人の遺伝子情報がすべてDNAに盛り込まれているとする生物学原理を覆す重大な発見が韓国の研究チームによって初めて報告されました。
ソウル大学医学部遺伝体医学研究所のソ・ジョンソン教授のチームは、このほど、韓国人18人の遺伝子情報を分析した結果、DNAには存在しない、RNA固有の塩基序列変異が大規模で存在していることを初めて突き止めました。
これまで生物学者の間では、DNAに人間のすべての遺伝情報が貯蔵され、 この情報が遺伝情報を取り出す働きをもつRNAを経てたんぱく質になるというのが、従来の生物学の原理でした。しかし、今回、ソ・ジョンソン教授のチームは、DNAにはないRNAの塩基序列変異が少なくとも1800以上も存在することを確認しました。
DNA遺伝情報が発生する過程でその中間物質のRNAにも新たな遺伝情報が入力されるということです。

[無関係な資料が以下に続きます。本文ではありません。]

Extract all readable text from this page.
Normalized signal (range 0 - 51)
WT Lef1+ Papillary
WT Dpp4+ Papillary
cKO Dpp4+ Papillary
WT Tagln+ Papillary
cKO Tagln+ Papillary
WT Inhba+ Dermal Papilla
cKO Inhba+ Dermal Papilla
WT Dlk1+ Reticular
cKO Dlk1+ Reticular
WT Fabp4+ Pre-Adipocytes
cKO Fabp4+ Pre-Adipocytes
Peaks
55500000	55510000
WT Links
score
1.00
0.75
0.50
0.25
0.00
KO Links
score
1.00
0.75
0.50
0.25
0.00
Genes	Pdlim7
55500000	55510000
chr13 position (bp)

RNA変異は、DNAに影響されずに人の遺伝情報を大きく変えることが可能で、DNAの塩基序列が生命体のあらゆる遺伝情報を決めるという従来の理論は、説得力を失うことになりました。ソ・ジョンソン教授は、「DNAではなくRNA序列分析が今後、人間の遺伝体研究に欠かせない要素となる」として期待感を示しました。この研究成果は、4日付けの国際学術誌「ネイチャージェネティクス」に掲載されました。